Alessandro Nizegorodcew says:
@Stefano Sella
Speriamo davvero perché le potenzialità sono davvero di alto livello. Con alto livello intendo top-30.. Se ha voglia, anche gli spostamenti migliorano subito! Quando è in sfiducia non si muove.. altrimenti si..
bob says:
adesso come adesso sia Grigelis che Middelkoop sono ad alto rischio per il Bolelli odierno…
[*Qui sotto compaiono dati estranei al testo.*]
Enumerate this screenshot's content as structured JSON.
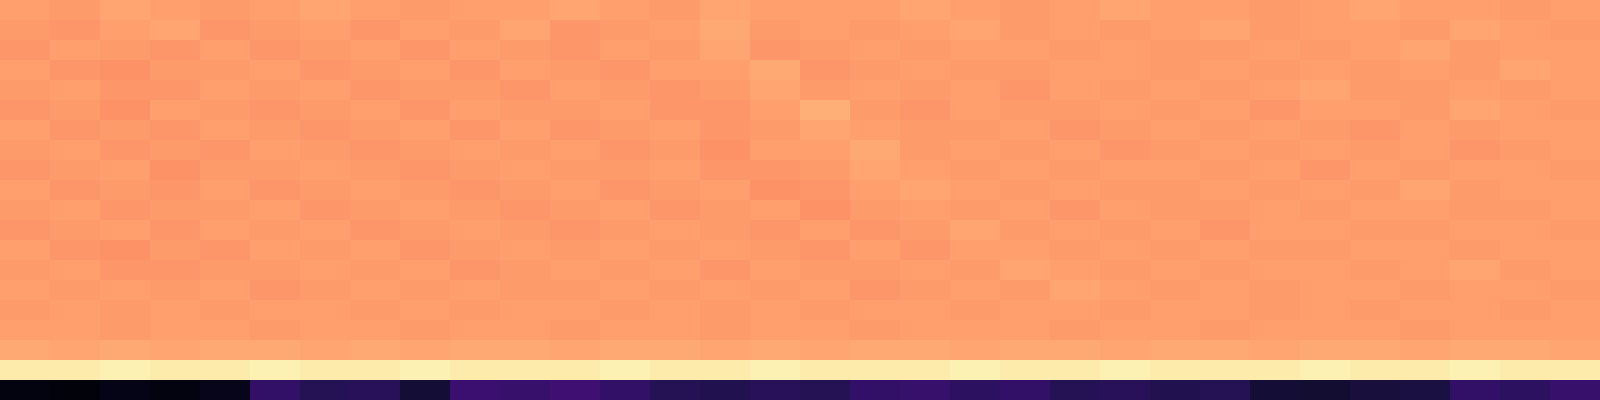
{
  "chart_data": {
    "type": "heatmap",
    "tick_labels": false,
    "color_range": [
      0,
      1
    ],
    "z": [
      [
        0.8,
        0.79,
        0.81,
        0.8,
        0.79,
        0.8,
        0.81,
        0.8,
        0.79,
        0.8,
        0.8,
        0.81,
        0.8,
        0.79,
        0.81,
        0.8,
        0.8,
        0.8,
        0.81,
        0.8,
        0.79,
        0.8,
        0.81,
        0.8,
        0.8,
        0.79,
        0.8,
        0.81,
        0.8,
        0.8,
        0.79,
        0.8
      ],
      [
        0.79,
        0.78,
        0.8,
        0.81,
        0.78,
        0.79,
        0.8,
        0.78,
        0.8,
        0.79,
        0.81,
        0.78,
        0.79,
        0.8,
        0.82,
        0.79,
        0.8,
        0.79,
        0.8,
        0.81,
        0.79,
        0.8,
        0.79,
        0.8,
        0.81,
        0.79,
        0.8,
        0.8,
        0.79,
        0.81,
        0.8,
        0.79
      ],
      [
        0.78,
        0.8,
        0.79,
        0.78,
        0.8,
        0.78,
        0.79,
        0.8,
        0.78,
        0.8,
        0.79,
        0.78,
        0.8,
        0.79,
        0.81,
        0.78,
        0.79,
        0.8,
        0.79,
        0.8,
        0.8,
        0.79,
        0.8,
        0.79,
        0.79,
        0.8,
        0.79,
        0.8,
        0.81,
        0.79,
        0.8,
        0.8
      ],
      [
        0.8,
        0.78,
        0.77,
        0.79,
        0.79,
        0.8,
        0.78,
        0.79,
        0.8,
        0.78,
        0.8,
        0.79,
        0.78,
        0.8,
        0.8,
        0.82,
        0.78,
        0.79,
        0.8,
        0.79,
        0.79,
        0.8,
        0.8,
        0.79,
        0.8,
        0.79,
        0.8,
        0.79,
        0.8,
        0.79,
        0.81,
        0.8
      ],
      [
        0.79,
        0.8,
        0.78,
        0.78,
        0.8,
        0.79,
        0.8,
        0.78,
        0.79,
        0.79,
        0.78,
        0.8,
        0.79,
        0.78,
        0.79,
        0.81,
        0.79,
        0.8,
        0.79,
        0.8,
        0.78,
        0.8,
        0.79,
        0.8,
        0.79,
        0.8,
        0.81,
        0.79,
        0.79,
        0.8,
        0.79,
        0.8
      ],
      [
        0.78,
        0.79,
        0.77,
        0.8,
        0.79,
        0.78,
        0.79,
        0.8,
        0.78,
        0.8,
        0.79,
        0.79,
        0.8,
        0.78,
        0.78,
        0.8,
        0.83,
        0.79,
        0.78,
        0.8,
        0.79,
        0.79,
        0.8,
        0.79,
        0.8,
        0.78,
        0.8,
        0.8,
        0.79,
        0.81,
        0.8,
        0.79
      ],
      [
        0.8,
        0.78,
        0.79,
        0.78,
        0.8,
        0.79,
        0.78,
        0.79,
        0.8,
        0.78,
        0.8,
        0.78,
        0.79,
        0.8,
        0.78,
        0.79,
        0.81,
        0.8,
        0.79,
        0.79,
        0.8,
        0.78,
        0.79,
        0.8,
        0.79,
        0.8,
        0.79,
        0.78,
        0.8,
        0.79,
        0.8,
        0.8
      ],
      [
        0.79,
        0.8,
        0.78,
        0.79,
        0.78,
        0.8,
        0.79,
        0.78,
        0.79,
        0.8,
        0.79,
        0.8,
        0.78,
        0.79,
        0.77,
        0.8,
        0.8,
        0.82,
        0.79,
        0.8,
        0.79,
        0.8,
        0.78,
        0.79,
        0.8,
        0.79,
        0.8,
        0.79,
        0.8,
        0.78,
        0.79,
        0.8
      ],
      [
        0.78,
        0.79,
        0.8,
        0.77,
        0.79,
        0.79,
        0.8,
        0.79,
        0.78,
        0.79,
        0.8,
        0.79,
        0.79,
        0.8,
        0.78,
        0.78,
        0.79,
        0.81,
        0.8,
        0.79,
        0.8,
        0.79,
        0.8,
        0.8,
        0.79,
        0.8,
        0.78,
        0.8,
        0.79,
        0.8,
        0.8,
        0.79
      ],
      [
        0.8,
        0.78,
        0.79,
        0.78,
        0.8,
        0.78,
        0.79,
        0.8,
        0.79,
        0.78,
        0.79,
        0.8,
        0.78,
        0.79,
        0.8,
        0.77,
        0.78,
        0.8,
        0.81,
        0.8,
        0.79,
        0.8,
        0.79,
        0.79,
        0.8,
        0.79,
        0.8,
        0.79,
        0.81,
        0.79,
        0.8,
        0.8
      ],
      [
        0.79,
        0.8,
        0.78,
        0.79,
        0.79,
        0.8,
        0.78,
        0.79,
        0.8,
        0.79,
        0.78,
        0.79,
        0.8,
        0.78,
        0.79,
        0.8,
        0.77,
        0.79,
        0.8,
        0.79,
        0.8,
        0.78,
        0.8,
        0.79,
        0.79,
        0.8,
        0.79,
        0.8,
        0.8,
        0.79,
        0.79,
        0.8
      ],
      [
        0.78,
        0.79,
        0.8,
        0.78,
        0.8,
        0.79,
        0.8,
        0.78,
        0.79,
        0.8,
        0.79,
        0.78,
        0.79,
        0.8,
        0.79,
        0.78,
        0.8,
        0.78,
        0.79,
        0.81,
        0.79,
        0.8,
        0.79,
        0.8,
        0.78,
        0.8,
        0.8,
        0.79,
        0.79,
        0.8,
        0.8,
        0.79
      ],
      [
        0.8,
        0.78,
        0.77,
        0.79,
        0.78,
        0.8,
        0.79,
        0.8,
        0.78,
        0.79,
        0.8,
        0.79,
        0.8,
        0.79,
        0.8,
        0.79,
        0.78,
        0.8,
        0.78,
        0.8,
        0.8,
        0.79,
        0.8,
        0.79,
        0.8,
        0.79,
        0.79,
        0.8,
        0.8,
        0.79,
        0.8,
        0.8
      ],
      [
        0.79,
        0.8,
        0.78,
        0.78,
        0.79,
        0.79,
        0.8,
        0.79,
        0.8,
        0.78,
        0.79,
        0.8,
        0.79,
        0.8,
        0.78,
        0.8,
        0.79,
        0.79,
        0.8,
        0.79,
        0.81,
        0.8,
        0.79,
        0.8,
        0.79,
        0.8,
        0.8,
        0.79,
        0.8,
        0.81,
        0.79,
        0.8
      ],
      [
        0.8,
        0.79,
        0.8,
        0.79,
        0.8,
        0.78,
        0.79,
        0.8,
        0.79,
        0.8,
        0.79,
        0.79,
        0.8,
        0.79,
        0.8,
        0.79,
        0.8,
        0.78,
        0.79,
        0.8,
        0.79,
        0.81,
        0.8,
        0.79,
        0.8,
        0.79,
        0.8,
        0.8,
        0.79,
        0.8,
        0.8,
        0.79
      ],
      [
        0.79,
        0.8,
        0.79,
        0.8,
        0.79,
        0.8,
        0.8,
        0.79,
        0.8,
        0.79,
        0.8,
        0.8,
        0.79,
        0.8,
        0.79,
        0.8,
        0.79,
        0.8,
        0.8,
        0.79,
        0.8,
        0.8,
        0.79,
        0.8,
        0.8,
        0.79,
        0.8,
        0.79,
        0.8,
        0.8,
        0.79,
        0.8
      ],
      [
        0.8,
        0.8,
        0.79,
        0.8,
        0.8,
        0.79,
        0.8,
        0.8,
        0.79,
        0.8,
        0.8,
        0.79,
        0.8,
        0.8,
        0.79,
        0.8,
        0.8,
        0.79,
        0.8,
        0.8,
        0.8,
        0.79,
        0.8,
        0.8,
        0.79,
        0.8,
        0.8,
        0.8,
        0.79,
        0.8,
        0.8,
        0.8
      ],
      [
        0.82,
        0.81,
        0.82,
        0.81,
        0.82,
        0.82,
        0.81,
        0.82,
        0.81,
        0.82,
        0.82,
        0.81,
        0.82,
        0.82,
        0.81,
        0.82,
        0.81,
        0.82,
        0.82,
        0.81,
        0.82,
        0.82,
        0.81,
        0.82,
        0.82,
        0.81,
        0.82,
        0.82,
        0.81,
        0.82,
        0.82,
        0.81
      ],
      [
        0.96,
        0.96,
        0.97,
        0.96,
        0.96,
        0.97,
        0.96,
        0.96,
        0.97,
        0.96,
        0.96,
        0.96,
        0.97,
        0.96,
        0.96,
        0.97,
        0.96,
        0.96,
        0.96,
        0.97,
        0.96,
        0.96,
        0.97,
        0.96,
        0.96,
        0.96,
        0.97,
        0.96,
        0.96,
        0.97,
        0.96,
        0.96
      ],
      [
        0.03,
        0.02,
        0.04,
        0.03,
        0.05,
        0.18,
        0.15,
        0.16,
        0.1,
        0.2,
        0.19,
        0.21,
        0.18,
        0.15,
        0.14,
        0.16,
        0.15,
        0.18,
        0.19,
        0.17,
        0.18,
        0.15,
        0.16,
        0.14,
        0.15,
        0.1,
        0.09,
        0.11,
        0.12,
        0.18,
        0.17,
        0.19
      ]
    ]
  }
}
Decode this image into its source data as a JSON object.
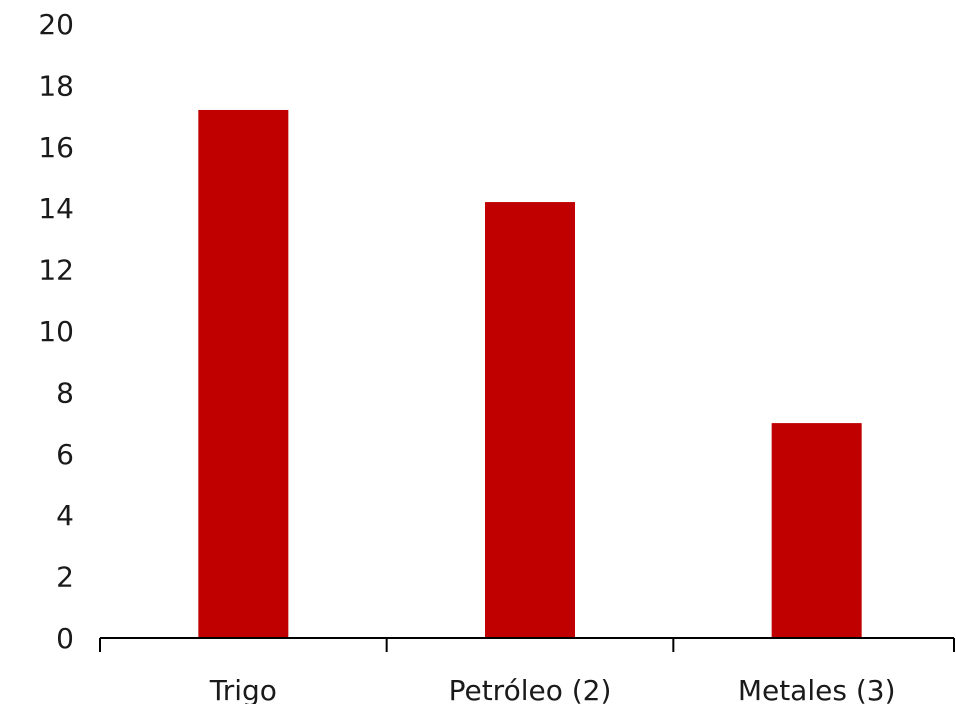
{
  "chart_data": {
    "type": "bar",
    "title": "",
    "xlabel": "",
    "ylabel": "",
    "categories": [
      "Trigo",
      "Petróleo (2)",
      "Metales (3)"
    ],
    "values": [
      17.2,
      14.2,
      7.0
    ],
    "ylim": [
      0,
      20
    ],
    "yticks": [
      0,
      2,
      4,
      6,
      8,
      10,
      12,
      14,
      16,
      18,
      20
    ],
    "ytick_labels": [
      "0",
      "2",
      "4",
      "6",
      "8",
      "10",
      "12",
      "14",
      "16",
      "18",
      "20"
    ],
    "grid": false,
    "legend": "none",
    "bar_color": "#c00000",
    "axis_color": "#000000"
  }
}
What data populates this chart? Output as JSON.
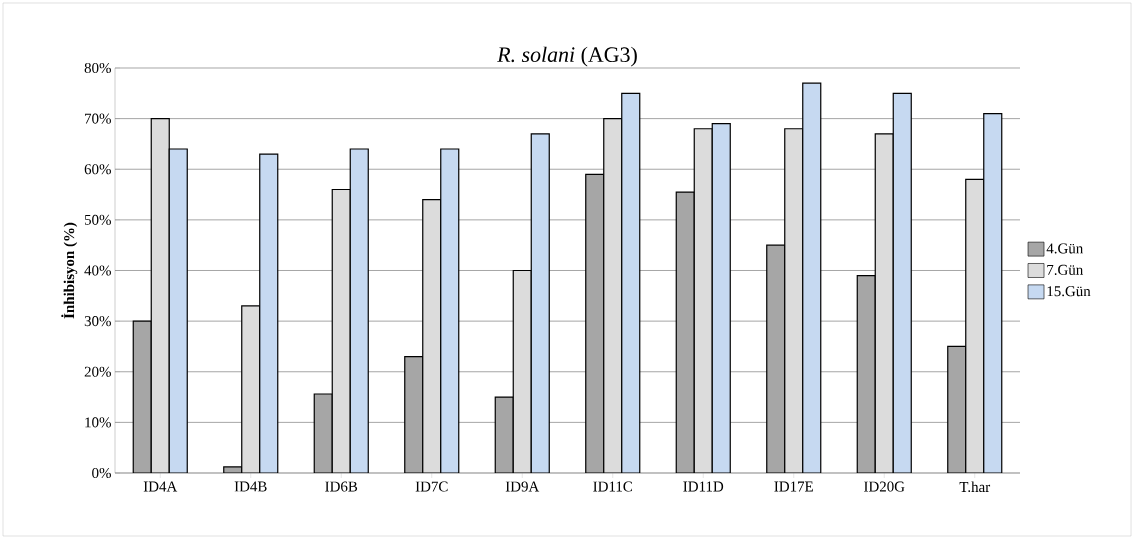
{
  "chart_data": {
    "type": "bar",
    "title": "*R. solani* (AG3)",
    "ylabel": "İnhibisyon (%)",
    "categories": [
      "ID4A",
      "ID4B",
      "ID6B",
      "ID7C",
      "ID9A",
      "ID11C",
      "ID11D",
      "ID17E",
      "ID20G",
      "T.har"
    ],
    "series": [
      {
        "name": "4.Gün",
        "color": "#a6a6a6",
        "values": [
          30,
          1.2,
          15.6,
          23,
          15,
          59,
          55.5,
          45,
          39,
          25
        ]
      },
      {
        "name": "7.Gün",
        "color": "#dcdcdc",
        "values": [
          70,
          33,
          56,
          54,
          40,
          70,
          68,
          68,
          67,
          58
        ]
      },
      {
        "name": "15.Gün",
        "color": "#c6d9f1",
        "values": [
          64,
          63,
          64,
          64,
          67,
          75,
          69,
          77,
          75,
          71
        ]
      }
    ],
    "ylim": [
      0,
      80
    ],
    "yticks": [
      {
        "value": 0,
        "label": "0%"
      },
      {
        "value": 10,
        "label": "10%"
      },
      {
        "value": 20,
        "label": "20%"
      },
      {
        "value": 30,
        "label": "30%"
      },
      {
        "value": 40,
        "label": "40%"
      },
      {
        "value": 50,
        "label": "50%"
      },
      {
        "value": 60,
        "label": "60%"
      },
      {
        "value": 70,
        "label": "70%"
      },
      {
        "value": 80,
        "label": "80%"
      }
    ],
    "grid": "y",
    "legend": "right"
  }
}
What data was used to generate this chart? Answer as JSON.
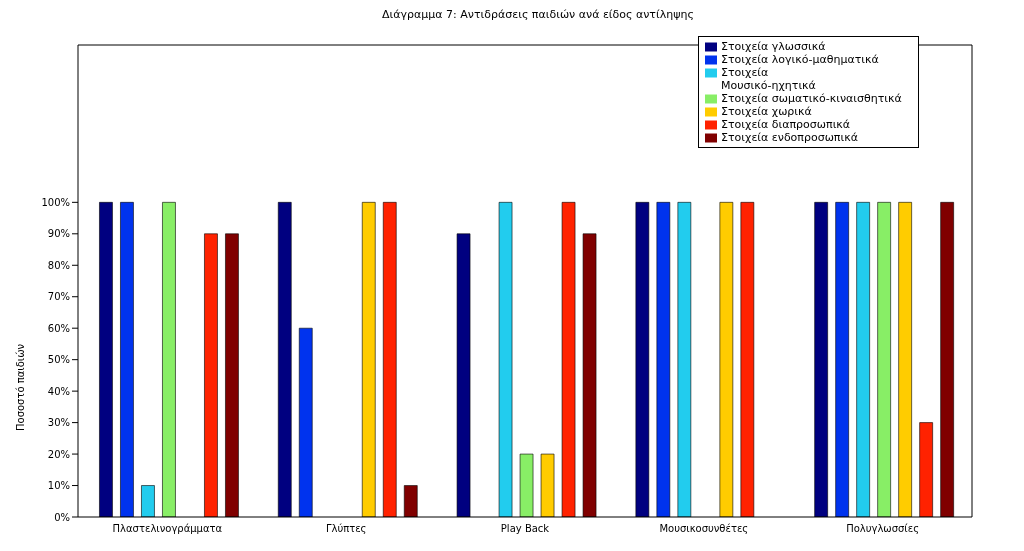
{
  "chart_data": {
    "type": "bar",
    "title": "Διάγραμμα 7: Αντιδράσεις παιδιών ανά είδος αντίληψης",
    "ylabel": "Ποσοστό παιδιών",
    "categories": [
      "Πλαστελινογράμματα",
      "Γλύπτες",
      "Play Back",
      "Μουσικοσυνθέτες",
      "Πολυγλωσσίες"
    ],
    "series": [
      {
        "name": "Στοιχεία γλωσσικά",
        "color": "#000080",
        "values": [
          100,
          100,
          90,
          100,
          100
        ]
      },
      {
        "name": "Στοιχεία λογικό-μαθηματικά",
        "color": "#0033ee",
        "values": [
          100,
          60,
          0,
          100,
          100
        ]
      },
      {
        "name": "Στοιχεία\nΜουσικό-ηχητικά",
        "color": "#22ccee",
        "values": [
          10,
          0,
          100,
          100,
          100
        ]
      },
      {
        "name": "Στοιχεία σωματικό-κιναισθητικά",
        "color": "#88ee66",
        "values": [
          100,
          0,
          20,
          0,
          100
        ]
      },
      {
        "name": "Στοιχεία χωρικά",
        "color": "#ffcc00",
        "values": [
          0,
          100,
          20,
          100,
          100
        ]
      },
      {
        "name": "Στοιχεία διαπροσωπικά",
        "color": "#ff2200",
        "values": [
          90,
          100,
          100,
          100,
          30
        ]
      },
      {
        "name": "Στοιχεία ενδοπροσωπικά",
        "color": "#800000",
        "values": [
          90,
          10,
          90,
          0,
          100
        ]
      }
    ],
    "ylim": [
      0,
      150
    ],
    "yticks": [
      {
        "value": 0,
        "label": "0%"
      },
      {
        "value": 10,
        "label": "10%"
      },
      {
        "value": 20,
        "label": "20%"
      },
      {
        "value": 30,
        "label": "30%"
      },
      {
        "value": 40,
        "label": "40%"
      },
      {
        "value": 50,
        "label": "50%"
      },
      {
        "value": 60,
        "label": "60%"
      },
      {
        "value": 70,
        "label": "70%"
      },
      {
        "value": 80,
        "label": "80%"
      },
      {
        "value": 90,
        "label": "90%"
      },
      {
        "value": 100,
        "label": "100%"
      }
    ],
    "grid": false,
    "legend": "top right"
  }
}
Alessandro Nizegorodcew says:
@Stefano Sella
Grazie mille Stefano, è il genere di complimento che fa davvero piacere…
Stefano Grazia says:
Io faccio una domanda impertinente: Bolelli in questo momento riesce ancora a guadagnarci col tennis o e’ in una fase in cui i costi superano gli introiti? Perche’ non e’ che Bolelli faccia lo sparagnino journeyman (senza offesa, ovvio) e cerchi di limitare i costi delle trasferte o dell’allenatore etc e in piu’ ha una bella moglie che preferisce stare a Montecarlo piuttosto che a Tirrenia … Abituato magari a tempi migliori e ad altre ribalte ed ‘expectations’, sue e dell’entourage, credo sia piu’ difficile per lui adattarsi alla nuova realta’…e’ diverso per esempio il caso di Crugnola e Cipolla che da sempre hanno navigato in quelle posizioni o perfino di un Malisse che tutto sommato la sua carriera l’ha fatta, magari qualcosa da parte l’ha messa e adesso gioca solo perche’ improvvisamente, e colpevolmente tardi, gli e’ venuta la voglia … Ma ora come ora Bolelli gioca per la gloria o perche’ e’ un professionista e, detto brutalmente, deve lavorare per vivere?
enrico says:
@stefano grazia
Mi sembra che le scelte di Bolelli vadano proprio nel senso contario di quello da te indicato. Allenarsi a Tirrenia, scegliere Furlan come coach, fare un challenger in Italia, sono tutte scelte sparagnine come dici tu che gli permettono di guadagnare e conservare la qualifica ma non certo puntare ai grandi salti in avanti che invece penso anche io sarebbero nelle sue possibilitÃ
dario says:
ma furlan è stipendiato da bolelli o dalla FIT?